Republished from the show notes of my other site, Fuds on Film.
What if a Western was set in Nottingham and was a rom-com? Well, that’s an odd question, you weirdo, but turns we have the answer in Meadow’s 2002 joint Once Upon a Time in the Midlands. The stranger from out of town in this case is Begbie, or, well, Robert Carlyle’s Jimmy, who has seen the love of his life, Shirley Henderson’s Shirley turn down a televised proposal from her current boyfriend Rhys Ifans’s Dek. So affected is he by this that he abandons his fellow gang members, headed by James Cosmo’s Billy, when a clown robbery goes wrong. It may or may not have been official clown business. Hard to say.
Fleeing the cops, and eventually his gang, he tries to inveigle his way back into Shirley’s life, and that of his daughter’s, much to Dek’s discontent. He’s seemingly far too soft to stand up to Jimmy’s hard man act, and suffers a collapse of self esteem. Much of the film is then focused on Dek building up his courage to confront Jimmy and save his relationship with Shirley, which is perhaps also echoed in the strained supporting relationship between Jimmy’s foster sister, Kathy Burke’s Carol, and Ricky Tomlinson’s Charlie.
Like a lot of Meadows’ work, Once Upon a Time in the Midlands is not exactly over-encumbered with plot, this having more or less the minimum viable frameworks to bounce a few characters together, and I suppose it works well enough for what it needs to do. While it does have more than a few moments of emotional and dramatic heft, for the most part it’s kept fairly light and breezy and makes for an enjoyable, if not life-changing or genre-redefining experience.
Carlyle and Henderson come out of this the best, really, portraying a fairly believable experience and getting across the reasons for their previous attractions and break up well enough through small actions and reaction, rather than exposition dumps. Rhys Ifans’s Dek is rather less well served, and perhaps a touch too broadly written and played, but I suppose that rather goes with the genre territory.

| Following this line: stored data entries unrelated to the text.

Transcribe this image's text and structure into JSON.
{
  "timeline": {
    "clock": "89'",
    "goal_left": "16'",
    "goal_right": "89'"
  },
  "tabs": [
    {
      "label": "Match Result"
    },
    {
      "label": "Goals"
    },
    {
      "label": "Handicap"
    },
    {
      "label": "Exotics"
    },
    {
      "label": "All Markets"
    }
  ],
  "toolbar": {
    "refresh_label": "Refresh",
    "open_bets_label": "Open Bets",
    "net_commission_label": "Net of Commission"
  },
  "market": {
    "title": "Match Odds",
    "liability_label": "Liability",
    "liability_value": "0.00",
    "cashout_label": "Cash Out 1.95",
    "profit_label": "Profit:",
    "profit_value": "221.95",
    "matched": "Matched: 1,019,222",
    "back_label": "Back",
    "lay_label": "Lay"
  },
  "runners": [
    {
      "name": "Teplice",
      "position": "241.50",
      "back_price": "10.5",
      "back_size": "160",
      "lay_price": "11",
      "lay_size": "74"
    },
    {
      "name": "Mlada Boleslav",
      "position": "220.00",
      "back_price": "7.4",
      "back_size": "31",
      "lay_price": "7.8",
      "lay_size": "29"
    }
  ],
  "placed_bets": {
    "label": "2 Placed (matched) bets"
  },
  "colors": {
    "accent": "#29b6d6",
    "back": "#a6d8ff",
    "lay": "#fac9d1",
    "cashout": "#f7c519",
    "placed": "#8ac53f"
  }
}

Overall, I’m not sure there’s an awful lot more to meaningfully say about Once Upon a Time in the Midlands – it’s a reasonably enjoyable comedy, that refreshingly eschews the mawkishness that similar works like Brassed Off and The Full Monty arguably tended towards, if my memory serves. And you and I know, there’s no guarantee that it does.
Worth watching, but by no means the most vital part of Meadows body of work. A left shin, perhaps.